Neighborhoods:Parts of Pomonok, Queensboro Hill, Kissena Park, Murray Hill, Fresh Meadows, Flushing Cemetery and Saint Mary’s Cemetery

Boundaries:Bordered by 188th Street, Long Island Expressway, Utopia Parkway to the East; 160th Street, Parsons Boulevard, 45th Avenue, Kissena Boulevard, Elder Avenue, Main Street, Dahlia Avenue, Blossom Avenue, College Point Boulevard, and Crommelin Street to the North; Booth Memorial Avenue and Main Street to the West; and Jewel Avenue to the South.

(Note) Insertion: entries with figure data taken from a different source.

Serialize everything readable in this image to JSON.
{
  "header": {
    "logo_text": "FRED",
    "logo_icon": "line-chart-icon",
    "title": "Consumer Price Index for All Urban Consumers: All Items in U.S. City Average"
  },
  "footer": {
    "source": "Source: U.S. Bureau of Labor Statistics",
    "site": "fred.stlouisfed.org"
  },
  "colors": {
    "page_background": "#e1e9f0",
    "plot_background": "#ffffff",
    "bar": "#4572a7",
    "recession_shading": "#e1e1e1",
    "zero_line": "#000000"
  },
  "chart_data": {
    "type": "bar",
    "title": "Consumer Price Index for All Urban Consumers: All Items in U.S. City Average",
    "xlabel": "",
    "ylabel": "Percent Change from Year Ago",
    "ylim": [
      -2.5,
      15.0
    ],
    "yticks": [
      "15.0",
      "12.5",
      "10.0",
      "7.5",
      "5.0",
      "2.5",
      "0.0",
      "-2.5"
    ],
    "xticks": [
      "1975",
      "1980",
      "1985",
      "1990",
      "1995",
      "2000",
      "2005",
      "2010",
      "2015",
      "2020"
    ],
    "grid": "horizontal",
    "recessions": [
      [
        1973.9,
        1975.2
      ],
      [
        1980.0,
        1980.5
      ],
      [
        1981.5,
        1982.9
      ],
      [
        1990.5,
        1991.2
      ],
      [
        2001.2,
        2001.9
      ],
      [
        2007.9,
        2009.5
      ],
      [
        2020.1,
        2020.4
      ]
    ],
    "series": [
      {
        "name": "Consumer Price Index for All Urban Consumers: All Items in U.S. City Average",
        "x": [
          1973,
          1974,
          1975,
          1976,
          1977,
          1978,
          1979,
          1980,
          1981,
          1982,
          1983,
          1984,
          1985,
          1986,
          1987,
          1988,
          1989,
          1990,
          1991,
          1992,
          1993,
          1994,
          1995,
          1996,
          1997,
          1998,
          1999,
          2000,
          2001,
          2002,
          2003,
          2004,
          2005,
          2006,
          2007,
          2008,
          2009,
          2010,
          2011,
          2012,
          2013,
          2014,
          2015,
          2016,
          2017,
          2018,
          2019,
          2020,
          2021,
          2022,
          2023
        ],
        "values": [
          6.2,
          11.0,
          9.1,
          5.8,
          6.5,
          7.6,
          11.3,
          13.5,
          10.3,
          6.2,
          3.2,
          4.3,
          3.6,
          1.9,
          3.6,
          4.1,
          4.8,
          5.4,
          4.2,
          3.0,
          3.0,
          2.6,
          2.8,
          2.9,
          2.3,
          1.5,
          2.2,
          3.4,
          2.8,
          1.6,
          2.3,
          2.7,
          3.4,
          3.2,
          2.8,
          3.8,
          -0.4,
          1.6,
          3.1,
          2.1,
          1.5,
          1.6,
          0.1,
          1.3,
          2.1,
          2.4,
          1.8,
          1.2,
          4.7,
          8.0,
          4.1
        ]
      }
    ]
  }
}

Zip Codes:11355, 11358, 11365, 11367



For this spraying, the Health Department will use a very low rate of Anvil®, a synthetic pesticide. When properly used, this product poses no significant risks to human health, but the Health Department recommends that people take the following precautions to minimize direct exposure:
• Whenever possible, stay indoors during spraying. Persons with asthma or other respiratory conditions especially are encouraged to stay inside during spraying since direct exposure could worsen these conditions.
• Air conditioners may remain on. But if you wish to reduce the possibility of indoor exposure to pesticides, set the air conditioner vent to the closed position, or choose the re-circulate function.
• Remove children’s toys, outdoor equipment, and clothes from outdoor areas during spraying. If outdoor equipment and toys are exposed to pesticides, wash them with soap and water before using again.
• Wash skin and clothing exposed to pesticides with soap and water. Always wash your produce thoroughly with water before cooking or eating.